Which brings us to the second paper. The big deal here is that it gives us a very high quality ancient genome of a European Neanderthal that lived ~50,000 years ago (the Vindija sample). Before this we had a high quality ancient genome of an Asian Neanderthal that lived ~125,000 years ago (Altai sample).  ~75,000 years is a long time. It’s so long that almost all the ancestry of modern non-Africans would have converged to a common population that long ago. Additionally, all the available data indicate that most of the admixture into modern humans from Neanderthals occurred around 50,000 years ago. So this new sample is definitely welcome.

It is not surprising that the Vindijia sample seems to be closer to the Neanderthal admixture population than the Altai sample. First, it is likely geographically closer, since all non-African populations have some Neanderthal ancestry West Asia is probably the top candidate, and southeastern Europe is not that far from West Asia in comparison to Mongolia. Second, it is basically contemporaneous with the Neanderthals who contributed ancestry to modern humans who left Africa. This means that the Neanderthal admixture percentage in non-Africans goes up moderately.
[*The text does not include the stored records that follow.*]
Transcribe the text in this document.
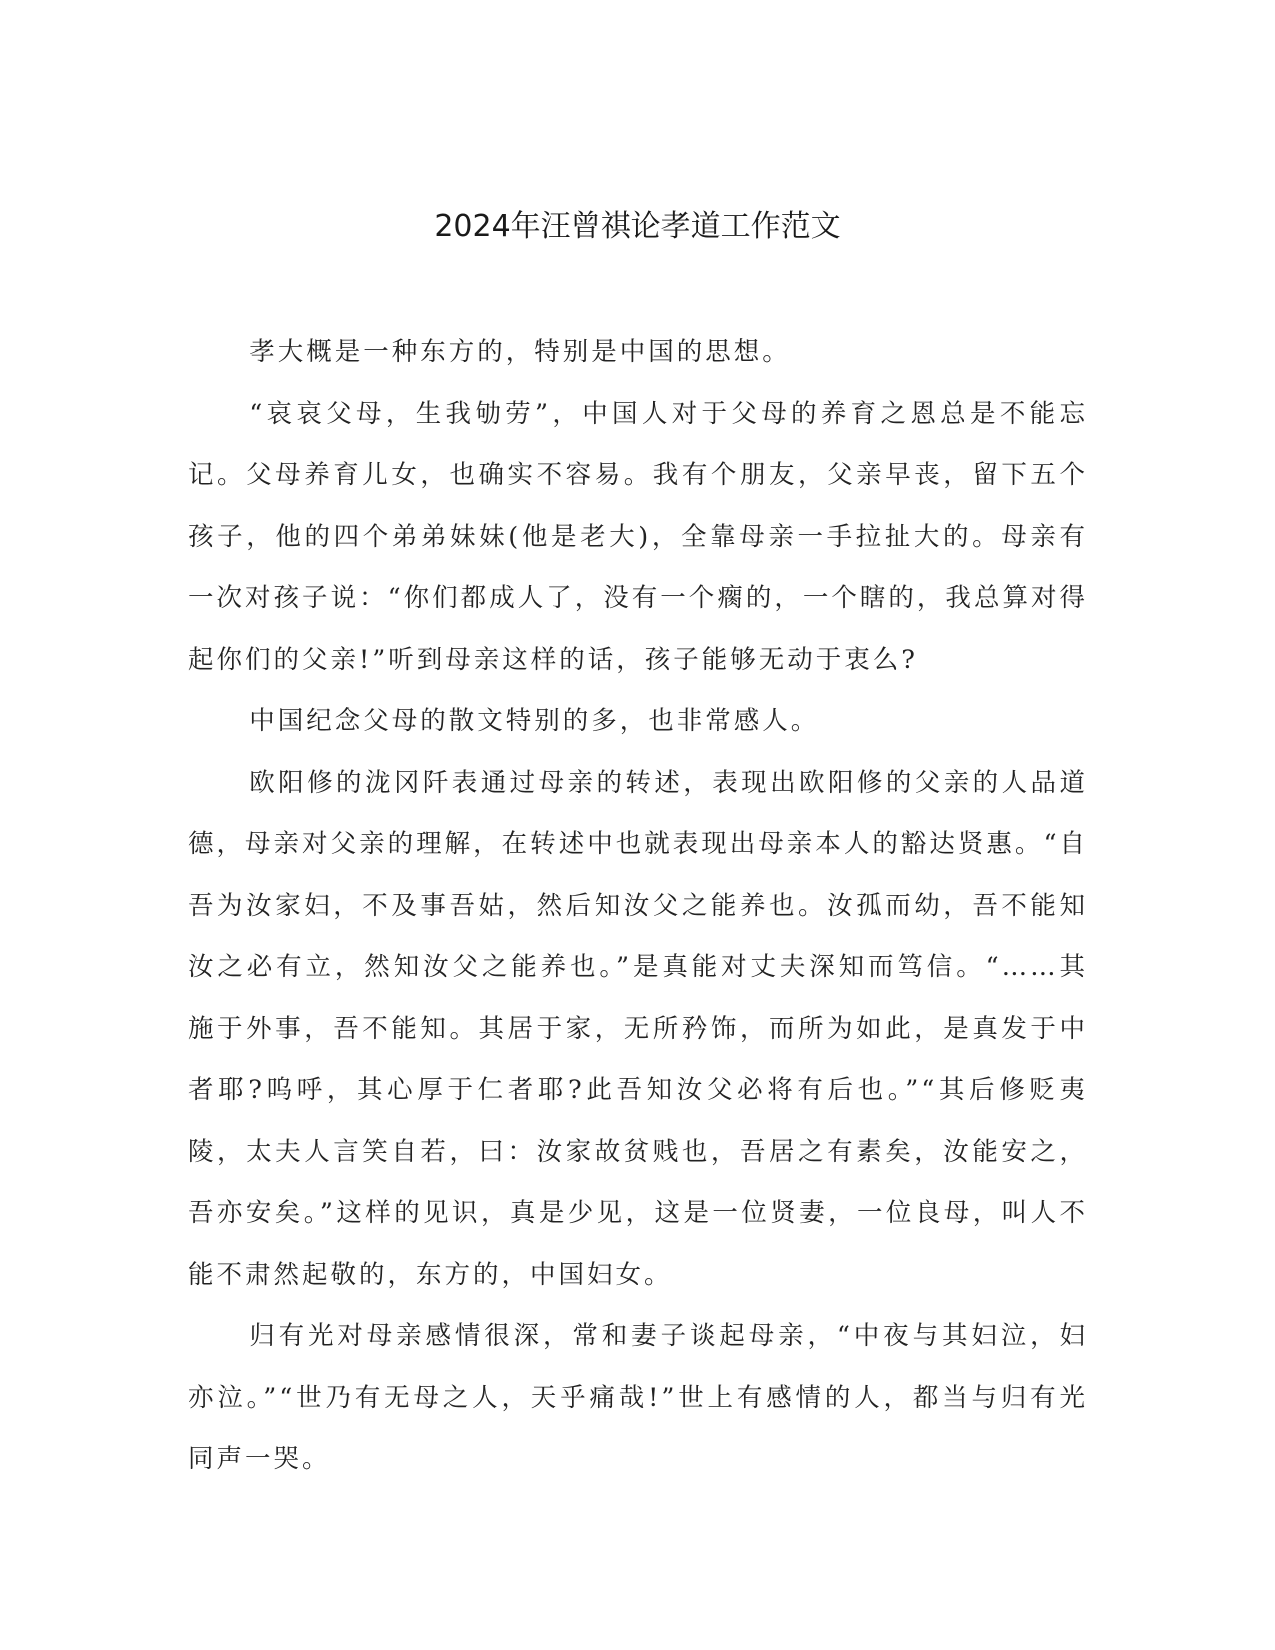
2024年汪曾祺论孝道工作范文

孝大概是一种东方的，特别是中国的思想。

“哀哀父母，生我劬劳”，中国人对于父母的养育之恩总是不能忘记。父母养育儿女，也确实不容易。我有个朋友，父亲早丧，留下五个孩子，他的四个弟弟妹妹(他是老大)，全靠母亲一手拉扯大的。母亲有一次对孩子说：“你们都成人了，没有一个瘸的，一个瞎的，我总算对得起你们的父亲!”听到母亲这样的话，孩子能够无动于衷么?

中国纪念父母的散文特别的多，也非常感人。

欧阳修的泷冈阡表通过母亲的转述，表现出欧阳修的父亲的人品道德，母亲对父亲的理解，在转述中也就表现出母亲本人的豁达贤惠。“自吾为汝家妇，不及事吾姑，然后知汝父之能养也。汝孤而幼，吾不能知汝之必有立，然知汝父之能养也。”是真能对丈夫深知而笃信。“……其施于外事，吾不能知。其居于家，无所矜饰，而所为如此，是真发于中者耶?呜呼，其心厚于仁者耶?此吾知汝父必将有后也。”“其后修贬夷陵，太夫人言笑自若，曰：汝家故贫贱也，吾居之有素矣，汝能安之，吾亦安矣。”这样的见识，真是少见，这是一位贤妻，一位良母，叫人不能不肃然起敬的，东方的，中国妇女。

归有光对母亲感情很深，常和妻子谈起母亲，“中夜与其妇泣，妇亦泣。”“世乃有无母之人，天乎痛哉!”世上有感情的人，都当与归有光同声一哭。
To me this is the most important paragraph:

It has been suggested that Denisovans received gene flow from a human lineage that diverged prior to the common ancestor of modern humans, Neandertals and Denisovans (2). In addition, it has been suggested that the ancestors of the Altai Neandertal received gene flow from early modern humans that may not have affected the ancestors of European Neandertals (13). In agreement with these studies, we find that the Denisovan genome carries fewer derived alleles that are fixed in Africans, and thus tend to be older, than the Altai Neandertal genome while the Altai genome carries more derived alleles that are of lower frequency in Africa, and thus younger, than the Denisovan genome (20). However, the Vindija and Altai genomes do not differ significantly in the sharing of derived alleles with Africans indicating that they may not differ with respect to their putative interactions with early modern humans (Fig. 3A & B). Thus, in contrast to earlier analyses of chromosome 21 data for the European Neandertals (13), analyses of the full genomes suggest that the putative early modern human gene flow into Neandertals occurred prior to the divergence of the populations ancestral to the Vindija and Altai Neandertals ~130-145 thousand years ago (Fig. 2). Coalescent simulations show that a model with only gene flow from a deeply diverged hominin into Denisovan ancestors explains the data better than one with only gene flow from early modern humans into Neandertal ancestors, but that a model involving both gene flows explains the data even better. It is likely that gene flow occurred between many or even most hominin groups in the late Pleistocene and that more such events will be detected as more ancient genomes of high quality become available.

These results seem to support earlier work indicate that Denisovans were admixed with an ancient hominin group which diverged very early on (probably the descendents of East Asia erectus?). And, that Neanderthals received gene flow from a lineage of modern (African?) humans 150,000 or more years ago. Since the latest work suggests that modern humans in some form have existed between from 200,000 to 350,000 years ago, this is entirely plausible.

But, it brings us the take-home message that the emergence of Pleistocene humanity was to a some extent characterized by reticulate gene flow, rather than a bifurcating tree.